Hey, I know a character like that...

John Seavey said...

I gotta be honest--the last time I saw this much projection, I was watching 'Inception' the way Christopher Nolan intended it. Seriously, this is your only answer? Anyone who thinks that DC behaved badly here is a "Moore cultist", while you, the clear-eyed an unbiased realist whose only avowed flaw is that you think Moore is a "smug, arrogant bastard" can see the unvarnished truth of it all? If you're wondering why I keep laughing, it's because that's frankly ludicrous.

But. Since you seem to think I need to explicate this more clearly for you, let's cut aside the obfuscation and the distraction and lay out some cold facts. If you want to come back and argue with those, feel free.

Fact One: Alan Moore signed a good faith agreement with DC which he believed would give them the rights to publish the original 'Watchmen' limited series, with an option to reprint the issues if they proved unexpectedly popular, one year after which said rights would revert to Moore and Gibbons. You can "yeahbut" that all you want--yeahbut Moore was inspired by the Charlton characters, yeahbut Moore should have gotten a lawyer--but those are obfuscations. Based on the state of the industry at the time, a reasonable person would have assumed the rights to 'Watchmen' were being granted on a limited basis.

Fact Two: DC exploited a loophole in that contract to hold onto those rights for thirty years and counting, making literally hundreds of millions of dollars by doing so. You can try to yeahbut that away by suggesting that other people have been screwed over worse in DC's long and storied history of being shitbags, you can try to yeahbut sand into people's eyes by changing the subject to "Marvelman" (which is actually another case of a publisher lying to Moore, but it's also a meaningless attempt to change the subject so we'll do the right thing and ignore it) but they did, indisputably, exploit the wording of the contract to make millions at Moore's expense.

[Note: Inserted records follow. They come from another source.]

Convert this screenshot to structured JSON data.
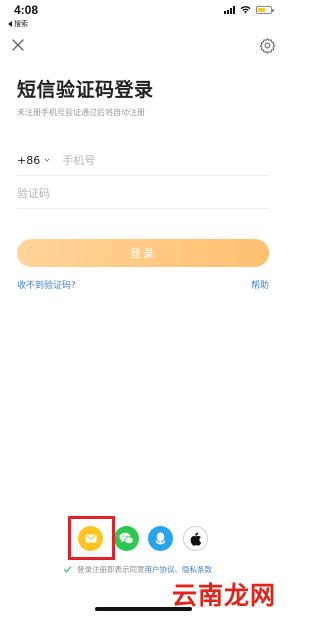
{
  "status_bar": {
    "time": "4:08",
    "back_app_label": "搜索",
    "battery_color": "#f7c325",
    "battery_level": 0.6
  },
  "header": {
    "close_icon": "close-icon",
    "settings_icon": "gear-icon"
  },
  "title": "短信验证码登录",
  "subtitle": "未注册手机号验证通过后将自动注册",
  "form": {
    "country_code": "+86",
    "phone_placeholder": "手机号",
    "code_placeholder": "验证码",
    "login_label": "登录"
  },
  "links": {
    "no_code": "收不到验证码?",
    "help": "帮助"
  },
  "third_party": [
    {
      "name": "sms-login",
      "icon": "envelope-icon",
      "color": "#ffc41f"
    },
    {
      "name": "wechat-login",
      "icon": "wechat-icon",
      "color": "#2dc84d"
    },
    {
      "name": "qq-login",
      "icon": "qq-icon",
      "color": "#2aa3ef"
    },
    {
      "name": "apple-login",
      "icon": "apple-icon",
      "color": "#111111"
    }
  ],
  "agreement": {
    "prefix": "登录注册即表示同意",
    "user_agreement": "用户协议",
    "separator": "、",
    "privacy_policy": "隐私条款"
  },
  "watermark": "云南龙网",
  "colors": {
    "accent_link": "#3f7fd6",
    "login_gradient_start": "#ffd49a",
    "login_gradient_end": "#ffc070",
    "highlight": "#e0202a"
  }
}
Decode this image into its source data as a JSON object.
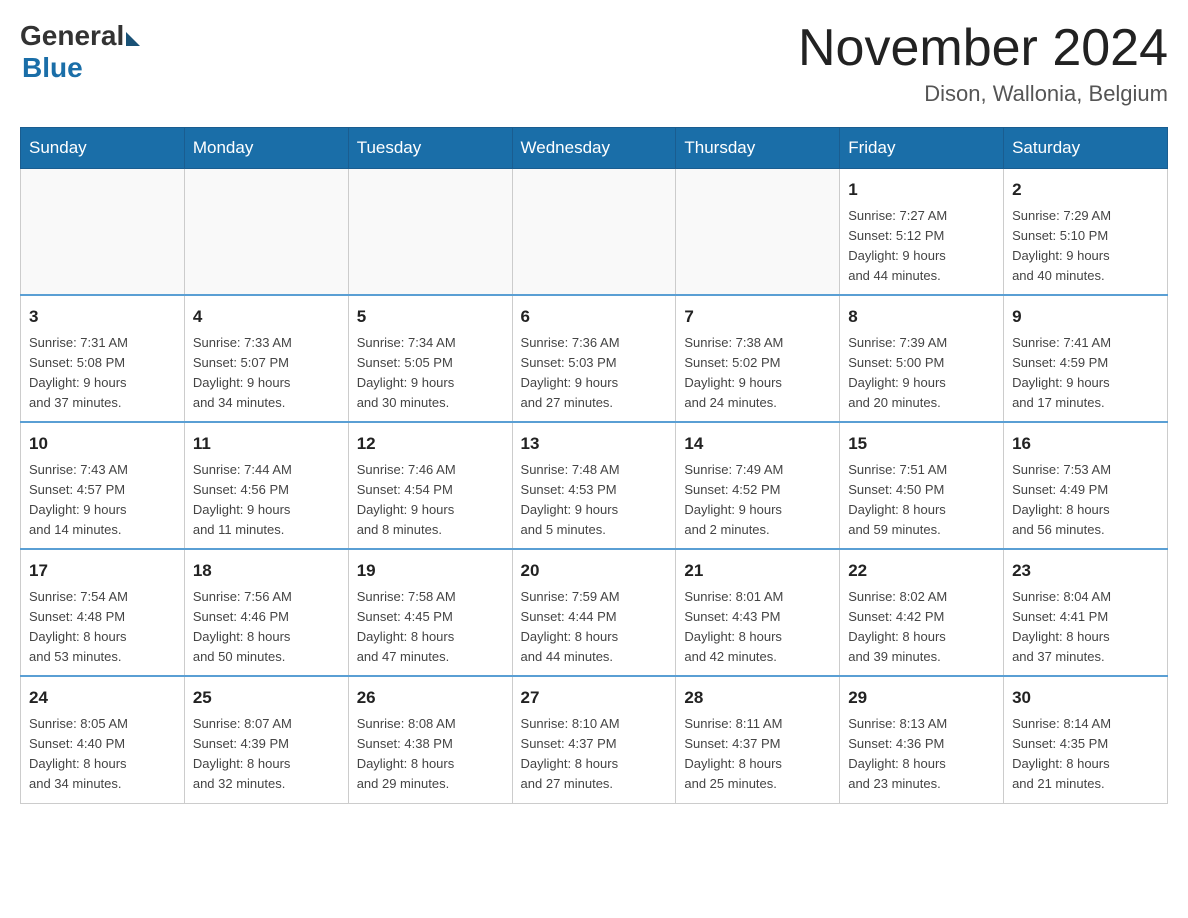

Fact Three: Having decided that no profit could be obtained from respecting Moore's repeatedly-stated wishes that they not do sequels, prequels, adaptations or further appearances of the characters, DC began selling 'Before Watchmen', the film adaptation, the DC Rebirth appearance, et cetera. Not coincidentally publicizing the original series and driving sales, thus keeping the rights from reverting to Moore for even longer. Try to yeahbut all you want (yeahbut they had the legal right to do so, yeahbut Moore wrote things that used other people's characters without checking with em just because they were dead for years at the time) but that fact, very stubbornly, remains. DC knew that the original writer of the series did not want it to continue and they continued it anyway.

Those three facts are the basis for my disgust with DC. Not Moore's identity, not my admiration for his work, just that. DC exploited a good-faith agreement to cheat someone out of millions, and having done so proceeded to exploit the property in ways that the creator never anticipated and expressly and repeatedly asked them not to do...while casting them as the villains of the piece and giving interviews blaming that creator for the tone of their titles. That's what bothers me.

So tell me, since I know you're still reading this: Which of those three facts do I have wrong? What creators do you think I wouldn't be upset about if they received that treatment? Oh, right. "Smug, arrogant bastard." Thank you so much for your clear, unbiased opinion on the subject.